Thursday, November 12, 2009

The nature of suffering -1

One of the hardest experiences as a caregiver is to accompany Jan to a Doctor's appointment only to verify that the Doctor is dealing, talking and relating to the "illness" rather to the person. Jan picks up on this and reacts angrily, and having some damage to her frontal lobe cortex, she cannot control her emotions or the way the show up. I probably feel the same way, but I keep my emotions in check and act with civility towards the doctors. I am beginning to rethink often my reactions and I am wondering if I it would be more honest to just let the doctors have it from both, Jan and I. Where did the clinicians got the idea that what they are seeing is an illness and not a suffering person? Some get it. Our family doctor, a young woman from Middle-eastern background, is one of the few that actually looks Jan in the eyes instead of fixing her attention to the chart.

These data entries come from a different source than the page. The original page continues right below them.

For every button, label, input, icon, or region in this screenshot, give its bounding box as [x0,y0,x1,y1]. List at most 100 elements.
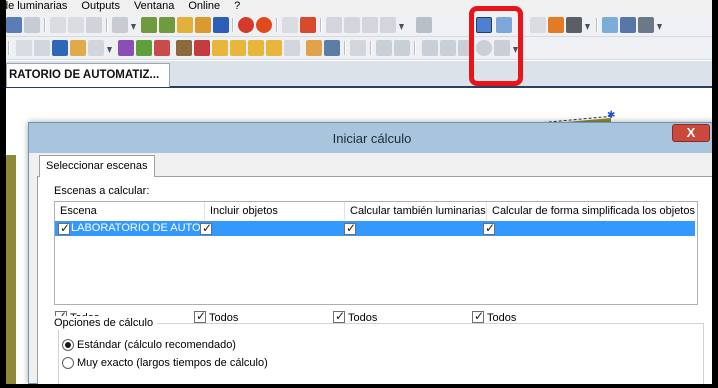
start-calculation-dialog: Iniciar cálculo X Seleccionar escenas Es… [28,122,712,384]
dialog-title-bar: Iniciar cálculo X [29,123,712,153]
luminaire-icon[interactable] [141,17,157,33]
dropdown-arrow-icon[interactable] [107,47,112,53]
object-icon[interactable] [136,40,152,56]
toolbar-separator [232,18,234,32]
paint-icon[interactable] [118,40,134,56]
light-arrangement-icon[interactable] [195,17,211,33]
menu-item-ventana[interactable]: Ventana [134,0,174,12]
line-tool-icon[interactable] [422,40,438,56]
export-icon[interactable] [326,17,342,33]
export-dwg-icon[interactable] [344,17,360,33]
radio-very-exact-label[interactable]: Muy exacto (largos tiempos de cálculo) [77,356,268,370]
measure-icon[interactable] [282,17,298,33]
furniture-icon[interactable] [176,40,192,56]
export-dxf-icon[interactable] [362,17,378,33]
daylight-icon[interactable] [248,40,264,56]
calc-luminaires-checkbox[interactable]: ✓ [344,221,357,235]
toolbar-separator [44,18,46,32]
close-button[interactable]: X [672,124,710,142]
search-result-icon[interactable] [548,17,564,33]
toolbar-separator [8,41,10,55]
calc-options-group [58,323,704,384]
include-objects-checkbox[interactable]: ✓ [200,221,212,235]
select-pointer-icon[interactable] [16,40,32,56]
checkbox-box[interactable]: ✓ [194,309,207,323]
checkmark-icon: ✓ [335,309,346,323]
simplified-checkbox[interactable]: ✓ [483,221,496,235]
document-icon[interactable] [530,17,546,33]
vertex-marker-icon: ✱ [607,110,615,121]
pan-hand-icon[interactable] [70,40,86,56]
highlight-box [469,6,523,86]
texture-icon[interactable] [194,40,210,56]
view-icon[interactable] [416,17,432,33]
calc-grid-icon[interactable] [306,40,322,56]
menu-item-online[interactable]: Online [188,0,220,12]
checkmark-icon: ✓ [196,309,207,323]
copy-icon[interactable] [50,17,66,33]
fit-view-icon[interactable] [88,40,104,56]
ground-icon[interactable] [266,40,282,56]
checkmark-icon: ✓ [485,221,496,235]
table-row[interactable]: ✓ LABORATORIO DE AUTOMAT ✓ ✓ ✓ [55,221,695,236]
toolbar-separator [414,41,416,55]
checkmark-icon: ✓ [60,221,71,235]
toolbar-separator [276,18,278,32]
calc-point-icon[interactable] [350,40,366,56]
room-elements-icon[interactable] [230,40,246,56]
toolbar-view [6,37,712,60]
checkbox-box[interactable]: ✓ [472,309,484,323]
window-icon[interactable] [638,17,654,33]
dropdown-arrow-icon[interactable] [657,24,662,30]
report-settings-icon[interactable] [394,40,410,56]
dropdown-arrow-icon[interactable] [399,24,404,30]
delete-icon[interactable] [86,17,102,33]
report-icon[interactable] [376,40,392,56]
list-icon[interactable] [620,17,636,33]
column-header-calcular-luminarias[interactable]: Calcular también luminarias [345,202,487,220]
room-icon[interactable] [212,40,228,56]
luminaire-group-icon[interactable] [159,17,175,33]
document-tab[interactable]: RATORIO DE AUTOMATIZ... [6,63,171,87]
paste-icon[interactable] [68,17,84,33]
color-icon[interactable] [256,17,272,33]
arrow-tool-icon[interactable] [300,17,316,33]
rotate-view-icon[interactable] [52,40,68,56]
tool-icon[interactable] [24,17,40,33]
tab-panel: Escenas a calcular: Escena Incluir objet… [37,176,712,384]
polyline-icon[interactable] [440,40,456,56]
building-icon[interactable] [284,40,300,56]
target-icon[interactable] [238,17,254,33]
checkbox-box[interactable]: ✓ [333,309,346,323]
open-icon[interactable] [6,17,22,33]
checkmark-icon: ✓ [346,221,357,235]
edit-icon[interactable] [112,17,128,33]
scene-name: LABORATORIO DE AUTOMAT [71,222,209,234]
tab-select-scenes[interactable]: Seleccionar escenas [39,155,155,177]
lamp-icon[interactable] [177,17,193,33]
print-icon[interactable] [566,17,582,33]
radio-selected-dot [65,342,71,348]
room-wall-strip [6,155,16,384]
column-header-incluir-objetos[interactable]: Incluir objetos [205,202,345,220]
menu-item-help[interactable]: ? [234,0,240,12]
layout-icon[interactable] [602,17,618,33]
export-other-icon[interactable] [380,17,396,33]
luminaire-database-icon[interactable] [213,17,229,33]
radio-standard[interactable] [62,339,74,351]
radio-standard-label[interactable]: Estándar (cálculo recomendado) [77,338,236,352]
toolbar-separator [344,41,346,55]
column-header-escena[interactable]: Escena [55,202,205,220]
menu-item-outputs[interactable]: Outputs [81,0,120,12]
calc-surface-icon[interactable] [324,40,340,56]
toolbar-separator [106,18,108,32]
scene-checkbox[interactable]: ✓ [58,221,71,235]
menu-item-luminarias[interactable]: de luminarias [6,0,67,12]
dropdown-arrow-icon[interactable] [131,24,136,30]
column-header-forma-simplificada[interactable]: Calcular de forma simplificada los objet… [487,202,697,220]
menu-bar: de luminarias Outputs Ventana Online? [6,0,712,14]
measure-line-icon[interactable] [154,40,170,56]
dropdown-arrow-icon[interactable] [585,24,590,30]
zoom-icon[interactable] [34,40,50,56]
radio-very-exact[interactable] [62,357,74,369]
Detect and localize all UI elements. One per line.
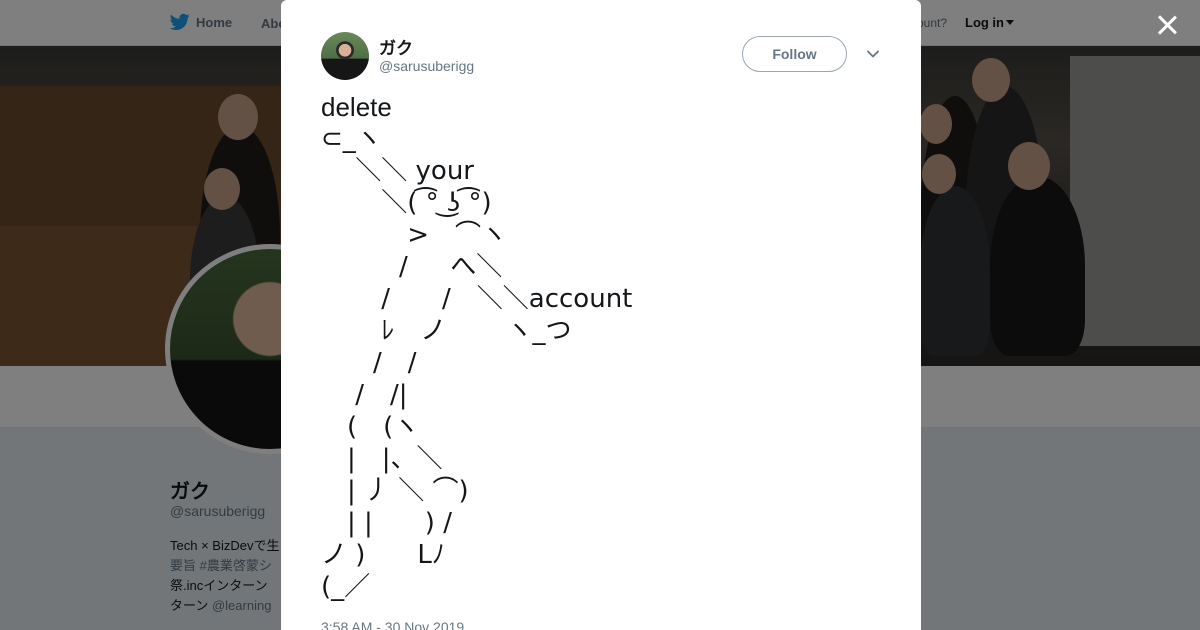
- tweet-line: / へ＼: [321, 252, 503, 282]
- tweet-line: > ⌒ヽ: [321, 220, 508, 250]
- tweet-line: delete: [321, 92, 392, 122]
- tweet-line: | |、＼: [321, 444, 443, 474]
- tweet-line: / /|: [321, 380, 408, 410]
- chevron-down-icon[interactable]: [866, 47, 880, 61]
- tweet-text: delete ⊂_ヽ ＼＼ your ＼( ͡° ͜ʖ ͡°) > ⌒ヽ / へ＼…: [321, 91, 901, 603]
- tweet-author-handle[interactable]: @sarusuberigg: [379, 58, 474, 74]
- tweet-timestamp[interactable]: 3:58 AM - 30 Nov 2019: [321, 619, 464, 630]
- tweet-line: ⊂_ヽ: [321, 124, 382, 154]
- tweet-author-name[interactable]: ガク: [379, 34, 413, 59]
- tweet-line: (_／: [321, 572, 371, 602]
- tweet-line: ＼＼ your: [321, 156, 474, 186]
- tweet-line: ＼( ͡° ͜ʖ ͡°): [321, 188, 492, 218]
- tweet-author-avatar[interactable]: [321, 32, 369, 80]
- tweet-line: / / ＼＼account: [321, 284, 633, 314]
- tweet-line: ﾚ ノ ヽ_つ: [321, 316, 572, 346]
- tweet-line: | 丿 ＼ ⌒): [321, 476, 469, 506]
- tweet-line: ノ ) Lﾉ: [321, 540, 445, 570]
- follow-button[interactable]: Follow: [742, 36, 847, 72]
- close-icon[interactable]: [1154, 12, 1180, 38]
- tweet-line: / /: [321, 348, 417, 378]
- tweet-line: | | ) /: [321, 508, 452, 538]
- tweet-modal: ガク @sarusuberigg Follow delete ⊂_ヽ ＼＼ you…: [281, 0, 921, 630]
- tweet-line: ( (ヽ: [321, 412, 420, 442]
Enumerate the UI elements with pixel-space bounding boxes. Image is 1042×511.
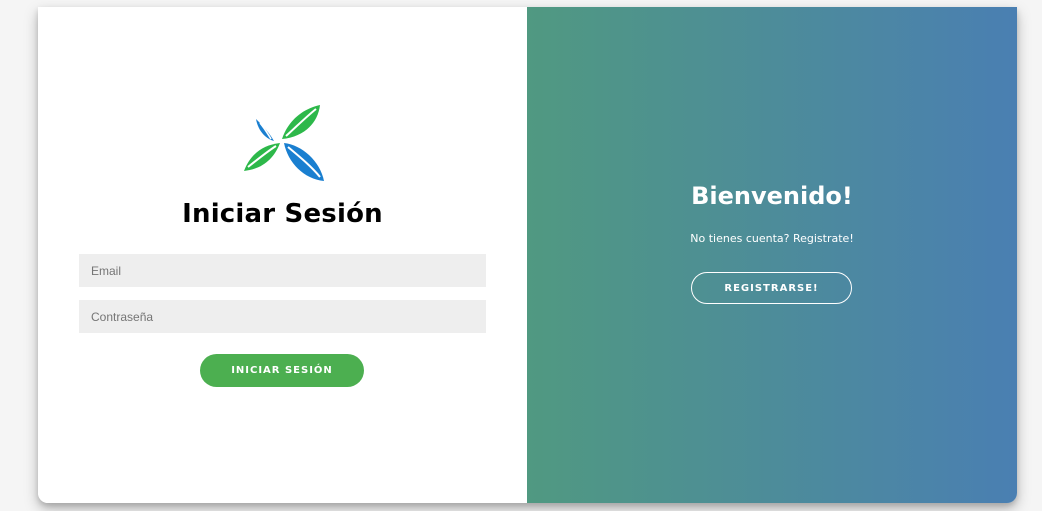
auth-card: Iniciar Sesión INICIAR SESIÓN Bienvenido… [38,7,1017,503]
leaf-logo-icon [240,103,330,183]
login-button[interactable]: INICIAR SESIÓN [200,354,364,387]
email-field[interactable] [79,254,486,287]
login-title: Iniciar Sesión [182,199,383,229]
welcome-title: Bienvenido! [691,182,853,210]
password-field[interactable] [79,300,486,333]
register-button[interactable]: REGISTRARSE! [691,272,852,304]
login-panel: Iniciar Sesión INICIAR SESIÓN [38,7,527,503]
welcome-panel: Bienvenido! No tienes cuenta? Registrate… [527,7,1017,503]
welcome-text: No tienes cuenta? Registrate! [690,232,854,245]
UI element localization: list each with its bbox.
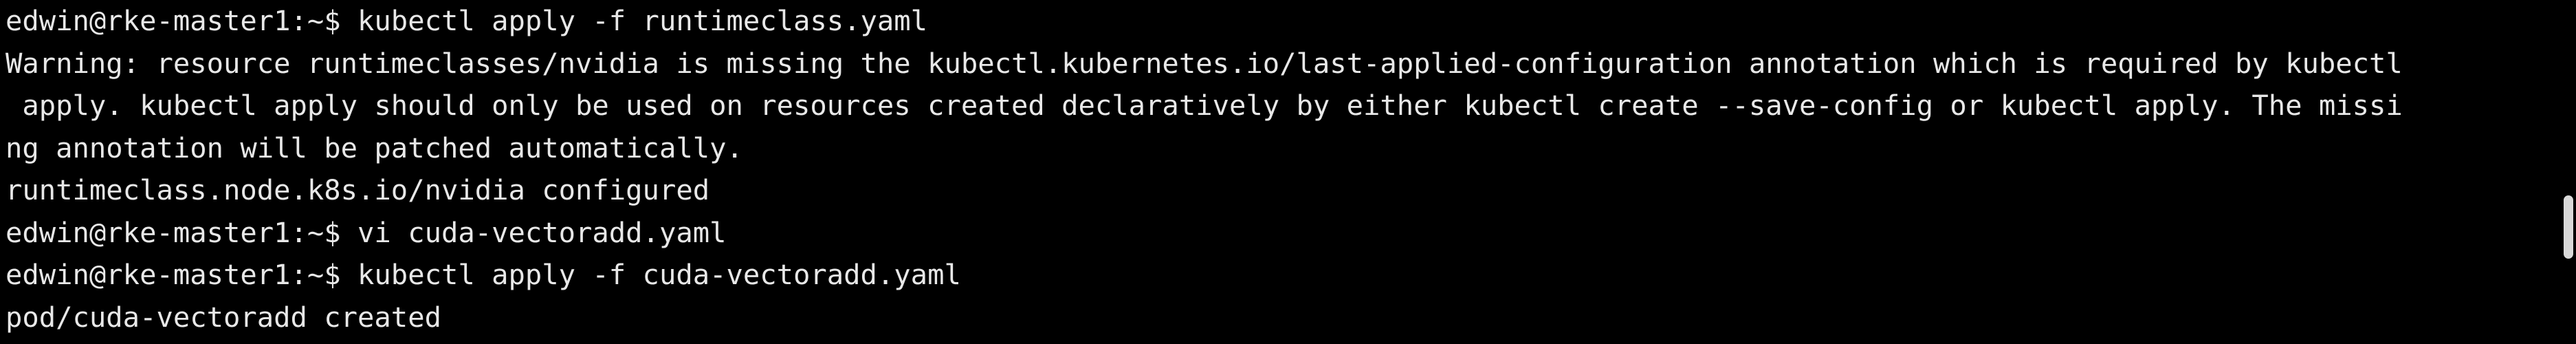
terminal-line-partial: edwin@rke-master1:~$ kubectl logs pod/cu… bbox=[5, 338, 2556, 344]
terminal-line: edwin@rke-master1:~$ kubectl apply -f ru… bbox=[5, 4, 928, 37]
scrollbar[interactable] bbox=[2558, 0, 2576, 344]
terminal-line: edwin@rke-master1:~$ kubectl apply -f cu… bbox=[5, 258, 961, 291]
terminal-line: runtimeclass.node.k8s.io/nvidia configur… bbox=[5, 173, 710, 206]
scrollbar-thumb[interactable] bbox=[2564, 195, 2573, 259]
terminal-line: ng annotation will be patched automatica… bbox=[5, 131, 743, 164]
terminal-window[interactable]: edwin@rke-master1:~$ kubectl apply -f ru… bbox=[0, 0, 2576, 344]
terminal-line: Warning: resource runtimeclasses/nvidia … bbox=[5, 46, 2403, 80]
terminal-line: apply. kubectl apply should only be used… bbox=[5, 89, 2403, 122]
terminal-output[interactable]: edwin@rke-master1:~$ kubectl apply -f ru… bbox=[5, 0, 2556, 344]
terminal-line: pod/cuda-vectoradd created bbox=[5, 300, 441, 334]
terminal-line: edwin@rke-master1:~$ vi cuda-vectoradd.y… bbox=[5, 215, 727, 249]
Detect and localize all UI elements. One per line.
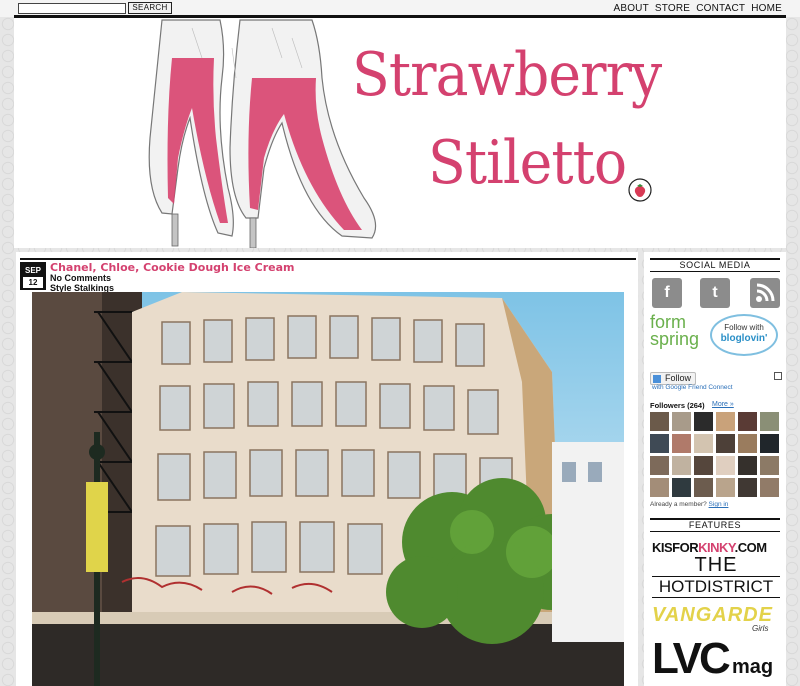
sidebar: SOCIAL MEDIA f t form spring Follow with… [644,252,786,686]
feature-kisforkinky-logo[interactable]: KISFORKINKY.COM [652,540,767,555]
features-heading: FEATURES [650,518,780,532]
member-signin-text: Already a member? Sign in [650,501,728,508]
follower-avatar[interactable] [760,478,779,497]
follower-avatar[interactable] [650,434,669,453]
nav-contact-link[interactable]: CONTACT [696,2,745,15]
feature-hotdistrict-logo[interactable]: HOTDISTRICT [652,576,780,598]
follower-avatar[interactable] [760,434,779,453]
follower-avatar[interactable] [738,478,757,497]
feature-vangarde-logo[interactable]: VANGARDE [652,604,773,626]
kis-part1: KISFOR [652,540,699,555]
followers-count: Followers (264) [650,401,705,410]
followers-more-link[interactable]: More » [712,401,734,408]
follower-avatar[interactable] [672,434,691,453]
followers-count-text: Followers (264) [650,401,705,410]
follower-avatar[interactable] [650,412,669,431]
post-date-day: 12 [23,277,43,288]
follower-avatar[interactable] [672,412,691,431]
follower-avatar[interactable] [760,456,779,475]
twitter-icon[interactable]: t [700,278,730,308]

What is more important in our health care system, the cure for an illness of the care of the patient (the sufferer)? I don't know what most people think when they organize marches, walks, runs and many other ways of fund-raising for cancer, diabetes, blindness, when the reality is that there is no cancer, but a person suffering from cancer, etc. Is it that in this large health organizations we have lost the person and got stuck with illnesses? As a sociologist said a half a century ago about the pervasive positivism in social sciences that emphasized more the quantification of social life over the persons: Bring people back in! The same can be said for the health sciences, maybe a little less science and more caring for suffering human beings would do more.

I hope that the way our family doctor relate to Jan is not an anomaly but rather the new paradigm of clinical practice. Once she told a neurosurgeon when he was talking to me about her while she was sitting next to me: "Why don't you ask me, I am a human being also!"